The OECD reported recently that test anxiety of UK students is the third highest of 72 countries.
The school leaders I speak to are fully aware that too much pressure can create unhealthy levels of stress in teachers and students alike. On the other hand, there is an accountability regime that means that small changes in performance can create large, and very public, declines in league table positions.
One of the problems here is the short-term nature of responses to performance pressure. An intense burst of activity for groups of students at risk of under-performing can absolutely make a difference to that year’s results. But if this leads to students who are put off education from that moment onwards, or teachers who leave the profession, this can’t be sustainable.
Perhaps this is one aspect where schools can learn from painful lessons in other sectors in the past. In business, analogously, it is quite easy to produce a short-term profit, if that’s all you want to do. You could cut back on investment in infrastructure, push your workers to work harder and for longer, cut back on pay and provide an inferior service to customers.
This would increase profit — but only for a short time. In a year or two, staff would leave, and so would customers and investors. We need to be careful that pressure for results today doesn’t lead to an unsustainable education system tomorrow.
Leading business thinkers realised several decades ago that a purely financial perspective, which may have been adequate for an industrial age, was not sufficient for the information age, and the ‘balanced business scorecard‘ was created. As the name implies, this approach sets profits alongside some balancing measures such as staff development, infrastructure, and customer satisfaction.
The balanced business scorecard is not just a reporting measure, but a way of rethinking an organisation’s vision and planning. It is believed that 50% of large US firms have adopted this approach.
Turning this idea back to schools, it seems that some of this thinking is already around. In Dubai, the Knowledge and Human Development Authority has taken the bold step of focusing on ‘happiness’ measures in support of its regulation of private school. In an almost as sunny place — Wakefield — Outwood Grange Academy Trust’s dashboard measures not only student attainment and school finances, but also the ‘wellbeing’ of teachers and students.
Now we hit another dilemma, this time for government. By focusing on Attainment/Progress 8 (at GCSE level), the Department for Education has at least introduced a more balanced approach to student performance. But if DfE announced it was introducing other measures for school performance — let’s say, teacher engagement, or student well-being, this could understandably feel like even more accountability for school leaders.
One way forward could be to develop new frameworks for assessing performance of multi-academy trusts. As noted above, some trusts are already moving towards producing a more balanced set of measures for their own governance.
There are quite a few ways the balanced scorecard measures could be created and reported on, and further ways in which accountability could be attached to them. A good next step would be a pilot involving those academy trusts that want to explore this idea.

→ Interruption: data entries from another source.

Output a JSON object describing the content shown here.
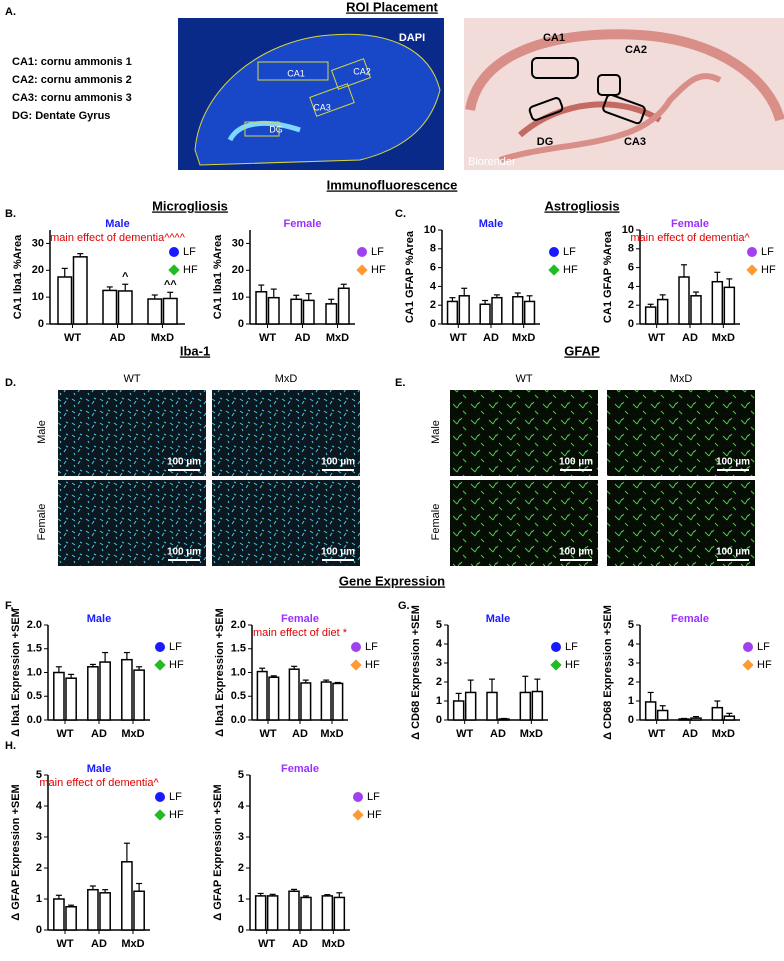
{
  "figure": {
    "panels": [
      "A.",
      "B.",
      "C.",
      "D.",
      "E.",
      "F.",
      "G.",
      "H."
    ],
    "headings": [
      "ROI Placement",
      "Immunofluorescence",
      "Gene Expression"
    ],
    "section_labels": [
      "Microgliosis",
      "Astrogliosis",
      "Iba-1",
      "GFAP"
    ],
    "roi_definitions": [
      "CA1: cornu ammonis 1",
      "CA2: cornu ammonis 2",
      "CA3: cornu ammonis 3",
      "DG: Dentate Gyrus"
    ],
    "dapi_labels": [
      "DAPI",
      "CA1",
      "CA2",
      "CA3",
      "DG"
    ],
    "schematic_labels": [
      "CA1",
      "CA2",
      "DG",
      "CA3",
      "Biorender"
    ],
    "image_columns": [
      "WT",
      "MxD"
    ],
    "image_rows": [
      "Male",
      "Female"
    ],
    "scale_bar": "100 µm"
  },
  "chart_data": [
    {
      "type": "bar",
      "title": "Male",
      "title_color": "#1a1aff",
      "annotation": "main effect of dementia^^^^",
      "ylabel": "CA1 Iba1 %Area",
      "categories": [
        "WT",
        "AD",
        "MxD"
      ],
      "ylim": [
        0,
        35
      ],
      "yticks": [
        0,
        10,
        20,
        30
      ],
      "series": [
        {
          "name": "LF",
          "color": "#1a1aff",
          "marker": "circle",
          "values": [
            17.5,
            12.5,
            9.3
          ],
          "errors": [
            3.2,
            1.3,
            1.5
          ],
          "value_annotations": [
            null,
            null,
            null
          ]
        },
        {
          "name": "HF",
          "color": "#22bb22",
          "marker": "diamond",
          "values": [
            25,
            12.3,
            9.5
          ],
          "errors": [
            1.2,
            2.5,
            2.3
          ],
          "value_annotations": [
            null,
            "^",
            "^^"
          ]
        }
      ]
    },
    {
      "type": "bar",
      "title": "Female",
      "title_color": "#9b30ff",
      "ylabel": "CA1 Iba1 %Area",
      "categories": [
        "WT",
        "AD",
        "MxD"
      ],
      "ylim": [
        0,
        35
      ],
      "yticks": [
        0,
        10,
        20,
        30
      ],
      "series": [
        {
          "name": "LF",
          "color": "#a040f0",
          "marker": "circle",
          "values": [
            12,
            9.2,
            7.5
          ],
          "errors": [
            2.5,
            1.5,
            1.7
          ]
        },
        {
          "name": "HF",
          "color": "#ff9933",
          "marker": "diamond",
          "values": [
            9.8,
            8.8,
            13.3
          ],
          "errors": [
            3.2,
            2.5,
            1.5
          ]
        }
      ]
    },
    {
      "type": "bar",
      "title": "Male",
      "title_color": "#1a1aff",
      "ylabel": "CA1 GFAP %Area",
      "categories": [
        "WT",
        "AD",
        "MxD"
      ],
      "ylim": [
        0,
        10
      ],
      "yticks": [
        0,
        2,
        4,
        6,
        8,
        10
      ],
      "series": [
        {
          "name": "LF",
          "color": "#1a1aff",
          "marker": "circle",
          "values": [
            2.4,
            2.1,
            2.9
          ],
          "errors": [
            0.4,
            0.4,
            0.4
          ]
        },
        {
          "name": "HF",
          "color": "#22bb22",
          "marker": "diamond",
          "values": [
            3.0,
            2.8,
            2.4
          ],
          "errors": [
            0.8,
            0.3,
            0.6
          ]
        }
      ]
    },
    {
      "type": "bar",
      "title": "Female",
      "title_color": "#9b30ff",
      "annotation": "main effect of dementia^",
      "ylabel": "CA1 GFAP %Area",
      "categories": [
        "WT",
        "AD",
        "MxD"
      ],
      "ylim": [
        0,
        10
      ],
      "yticks": [
        0,
        2,
        4,
        6,
        8,
        10
      ],
      "series": [
        {
          "name": "LF",
          "color": "#a040f0",
          "marker": "circle",
          "values": [
            1.8,
            5.0,
            4.5
          ],
          "errors": [
            0.3,
            1.3,
            1.0
          ]
        },
        {
          "name": "HF",
          "color": "#ff9933",
          "marker": "diamond",
          "values": [
            2.6,
            3.0,
            3.9
          ],
          "errors": [
            0.5,
            0.4,
            0.9
          ]
        }
      ]
    },
    {
      "type": "bar",
      "title": "Male",
      "title_color": "#1a1aff",
      "ylabel": "Δ Iba1 Expression +SEM",
      "categories": [
        "WT",
        "AD",
        "MxD"
      ],
      "ylim": [
        0,
        2
      ],
      "yticks": [
        {
          "value": 0,
          "label": "0.0"
        },
        0.5,
        {
          "value": 1,
          "label": "1.0"
        },
        1.5,
        {
          "value": 2,
          "label": "2.0"
        }
      ],
      "series": [
        {
          "name": "LF",
          "color": "#1a1aff",
          "marker": "circle",
          "values": [
            1.0,
            1.12,
            1.27
          ],
          "errors": [
            0.12,
            0.05,
            0.15
          ]
        },
        {
          "name": "HF",
          "color": "#22bb22",
          "marker": "diamond",
          "values": [
            0.88,
            1.22,
            1.05
          ],
          "errors": [
            0.08,
            0.2,
            0.07
          ]
        }
      ]
    },
    {
      "type": "bar",
      "title": "Female",
      "title_color": "#9b30ff",
      "annotation": "main effect of diet *",
      "ylabel": "Δ Iba1 Expression +SEM",
      "categories": [
        "WT",
        "AD",
        "MxD"
      ],
      "ylim": [
        0,
        2
      ],
      "yticks": [
        {
          "value": 0,
          "label": "0.0"
        },
        0.5,
        {
          "value": 1,
          "label": "1.0"
        },
        1.5,
        {
          "value": 2,
          "label": "2.0"
        }
      ],
      "series": [
        {
          "name": "LF",
          "color": "#a040f0",
          "marker": "circle",
          "values": [
            1.02,
            1.07,
            0.8
          ],
          "errors": [
            0.07,
            0.06,
            0.04
          ]
        },
        {
          "name": "HF",
          "color": "#ff9933",
          "marker": "diamond",
          "values": [
            0.9,
            0.78,
            0.77
          ],
          "errors": [
            0.03,
            0.06,
            0.02
          ]
        }
      ]
    },
    {
      "type": "bar",
      "title": "Male",
      "title_color": "#1a1aff",
      "ylabel": "Δ CD68 Expression +SEM",
      "categories": [
        "WT",
        "AD",
        "MxD"
      ],
      "ylim": [
        0,
        5
      ],
      "yticks": [
        0,
        1,
        2,
        3,
        4,
        5
      ],
      "series": [
        {
          "name": "LF",
          "color": "#1a1aff",
          "marker": "circle",
          "values": [
            1.0,
            1.45,
            1.45
          ],
          "errors": [
            0.4,
            0.7,
            0.85
          ]
        },
        {
          "name": "HF",
          "color": "#22bb22",
          "marker": "diamond",
          "values": [
            1.45,
            0.05,
            1.5
          ],
          "errors": [
            0.65,
            0.03,
            0.65
          ]
        }
      ]
    },
    {
      "type": "bar",
      "title": "Female",
      "title_color": "#9b30ff",
      "ylabel": "Δ CD68 Expression +SEM",
      "categories": [
        "WT",
        "AD",
        "MxD"
      ],
      "ylim": [
        0,
        5
      ],
      "yticks": [
        0,
        1,
        2,
        3,
        4,
        5
      ],
      "series": [
        {
          "name": "LF",
          "color": "#a040f0",
          "marker": "circle",
          "values": [
            0.95,
            0.05,
            0.65
          ],
          "errors": [
            0.5,
            0.03,
            0.35
          ]
        },
        {
          "name": "HF",
          "color": "#ff9933",
          "marker": "diamond",
          "values": [
            0.5,
            0.1,
            0.2
          ],
          "errors": [
            0.25,
            0.08,
            0.15
          ]
        }
      ]
    },
    {
      "type": "bar",
      "title": "Male",
      "title_color": "#1a1aff",
      "annotation": "main effect of dementia^",
      "ylabel": "Δ GFAP Expression +SEM",
      "categories": [
        "WT",
        "AD",
        "MxD"
      ],
      "ylim": [
        0,
        5
      ],
      "yticks": [
        0,
        1,
        2,
        3,
        4,
        5
      ],
      "series": [
        {
          "name": "LF",
          "color": "#1a1aff",
          "marker": "circle",
          "values": [
            1.0,
            1.3,
            2.2
          ],
          "errors": [
            0.12,
            0.12,
            0.6
          ]
        },
        {
          "name": "HF",
          "color": "#22bb22",
          "marker": "diamond",
          "values": [
            0.75,
            1.2,
            1.25
          ],
          "errors": [
            0.05,
            0.1,
            0.25
          ]
        }
      ]
    },
    {
      "type": "bar",
      "title": "Female",
      "title_color": "#9b30ff",
      "ylabel": "Δ GFAP Expression +SEM",
      "categories": [
        "WT",
        "AD",
        "MxD"
      ],
      "ylim": [
        0,
        5
      ],
      "yticks": [
        0,
        1,
        2,
        3,
        4,
        5
      ],
      "series": [
        {
          "name": "LF",
          "color": "#a040f0",
          "marker": "circle",
          "values": [
            1.1,
            1.25,
            1.1
          ],
          "errors": [
            0.08,
            0.06,
            0.04
          ]
        },
        {
          "name": "HF",
          "color": "#ff9933",
          "marker": "diamond",
          "values": [
            1.1,
            1.05,
            1.05
          ],
          "errors": [
            0.05,
            0.05,
            0.15
          ]
        }
      ]
    }
  ]
}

It’s right that we want every child to receive the very best education, but we need to be careful that pressure for results today doesn’t lead to an unsustainable education system tomorrow.
Teachers and school leaders need to feel ownership of their workload, so they are invigorated, not drained by it. For this to happen, we need the government to support sustainable working practices. A balanced reporting approach could be a way to achieve this.